12 julho, 2009

A Minha Felicidade Não é a Sua, por Martha Medeiros



A Minha Felicidade Não é a Sua

Martha Medeiros
Revista O GLOBO, 16/01/2005


O mais recente livro de Carlos Moraes, o ótimo "Agora Deus vai te pegar lá fora", há um trecho em que uma mulher ouve a seguinte pergunta de um major: "Por que você não é feliz como todo mundo?" A que ela responde mais ou menos assim: "Como o senhor ousa dizer que não sou feliz? O que o senhor sabe do que eu digo para o meu marido depois do amor? E do que eu sinto quando ouço Vivaldi? E do que eu rio com meu filho? E por que mundos viajo quando leio Murilo Mendes? A sua felicidade, que eu respeito, não é a minha, major."

E assim é. Temos a pretensão de decretar quem é feliz ou infeliz de acordo com nossa ótica particular, como se felicidade fosse algo que pudesse ser visualizado. Somos apresentados a alguém com olheiras profundas e imediatamente passamos a lamentar suas prováveis noites insones causadas por problemas tortuosos. Ou alguém faz uma queixa infantil da esposa e rapidamente decretamos que é um fracassado no amor, que seu casamento deve ser um inferno, pobre sujeito. É nestas horas que junto a ponta dos cinco dedos da mão e sacudo-a no ar, feito uma italiana indignada: mas que sabemos nós da vida dos outros, catzo?

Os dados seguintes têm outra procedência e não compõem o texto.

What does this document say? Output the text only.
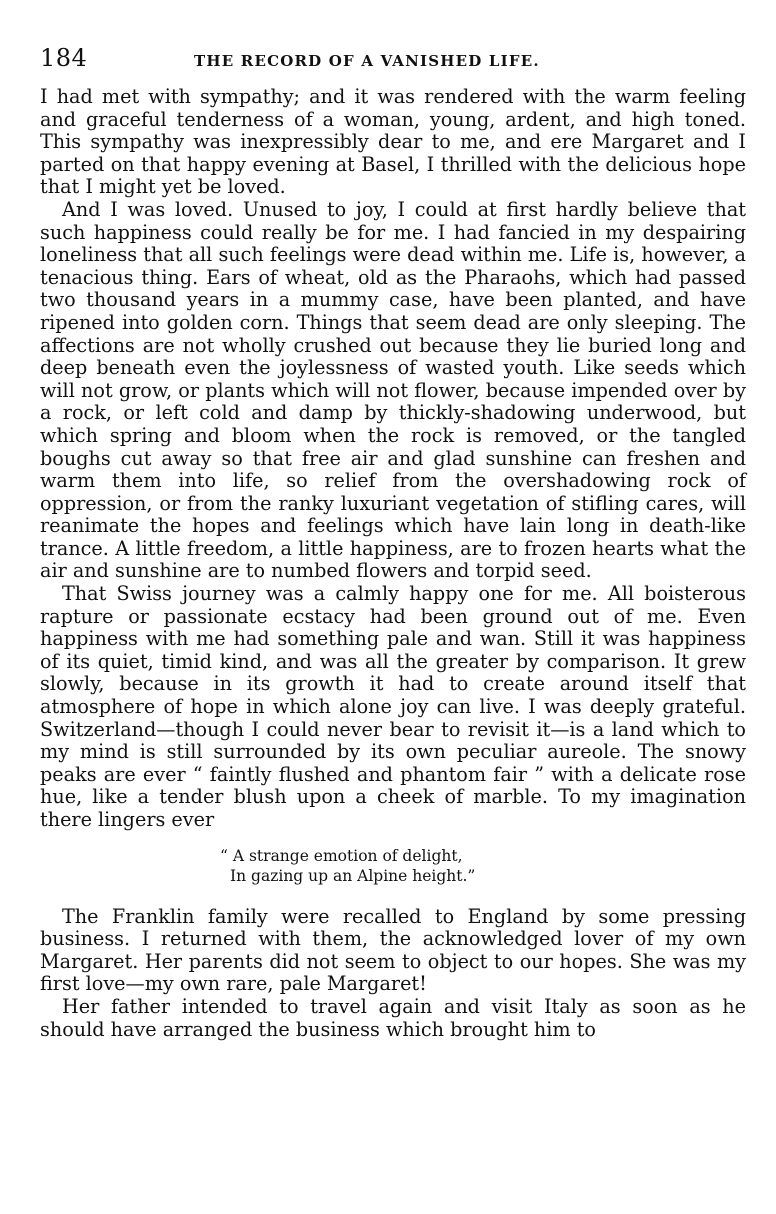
184	THE RECORD OF A VANISHED LIFE.

I had met with sympathy; and it was rendered with the warm feeling and graceful tenderness of a woman, young, ardent, and high toned. This sympathy was inexpressibly dear to me, and ere Margaret and I parted on that happy evening at Basel, I thrilled with the delicious hope that I might yet be loved.

And I was loved. Unused to joy, I could at first hardly believe that such happiness could really be for me. I had fancied in my despairing loneliness that all such feelings were dead within me. Life is, however, a tenacious thing. Ears of wheat, old as the Pharaohs, which had passed two thousand years in a mummy case, have been planted, and have ripened into golden corn. Things that seem dead are only sleeping. The affections are not wholly crushed out because they lie buried long and deep beneath even the joylessness of wasted youth. Like seeds which will not grow, or plants which will not flower, because impended over by a rock, or left cold and damp by thickly-shadowing underwood, but which spring and bloom when the rock is removed, or the tangled boughs cut away so that free air and glad sunshine can freshen and warm them into life, so relief from the overshadowing rock of oppression, or from the ranky luxuriant vegetation of stifling cares, will reanimate the hopes and feelings which have lain long in death-like trance. A little freedom, a little happiness, are to frozen hearts what the air and sunshine are to numbed flowers and torpid seed.

That Swiss journey was a calmly happy one for me. All boisterous rapture or passionate ecstacy had been ground out of me. Even happiness with me had something pale and wan. Still it was happiness of its quiet, timid kind, and was all the greater by comparison. It grew slowly, because in its growth it had to create around itself that atmosphere of hope in which alone joy can live. I was deeply grateful. Switzerland—though I could never bear to revisit it—is a land which to my mind is still surrounded by its own peculiar aureole. The snowy peaks are ever “ faintly flushed and phantom fair ” with a delicate rose hue, like a tender blush upon a cheek of marble. To my imagination there lingers ever

“ A strange emotion of delight,
In gazing up an Alpine height.”

The Franklin family were recalled to England by some pressing business. I returned with them, the acknowledged lover of my own Margaret. Her parents did not seem to object to our hopes. She was my first love—my own rare, pale Margaret!

Her father intended to travel again and visit Italy as soon as he should have arranged the business which brought him to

Nossos momentos felizes se dão, quase todos, na intimidade, quando ninguém está nos vendo. 0 barulho da chave da porta, de madrugada, trazendo um adolescente de volta pra casa. O cálice de vinho oferecido por uma amiga com quem acabamos de fazer as pazes. Sentar-se no cinema, sozinho, para assistir ao filme tão esperado. Depois de anos com o coração em marcha lenta, rever um ex-amor e descobrir que ainda é capaz de sentir palpitações. Os acordos secretos que temos com filhos, netos, amigos. A emoção provocada por uma frase de um livro. A felicidade de uma cura. E a infelicidade aceita como parte do jogo — ninguém é tão feliz quanto aquele que lida bem com suas precariedades.

O que sei eu sobre aquele que parece radiante e aquela outra que parece à beira do suicídio? Eles podem parecer o que for e eu seguirei sem saber de nada, sem saber de onde eles extraem prazer e dor, como administram seus azedumes e seus êxtases, e muito menos por quanto anda a cotação de felicidade em suas vidas. Costumamos julgar roupas, comportamento, caráter — juizes indefectíveis que somos da vida alheia — mas é um atrevimento nos outorgar o direito de reconhecer, apenas pelas aparências, quem sofre e quem está em paz.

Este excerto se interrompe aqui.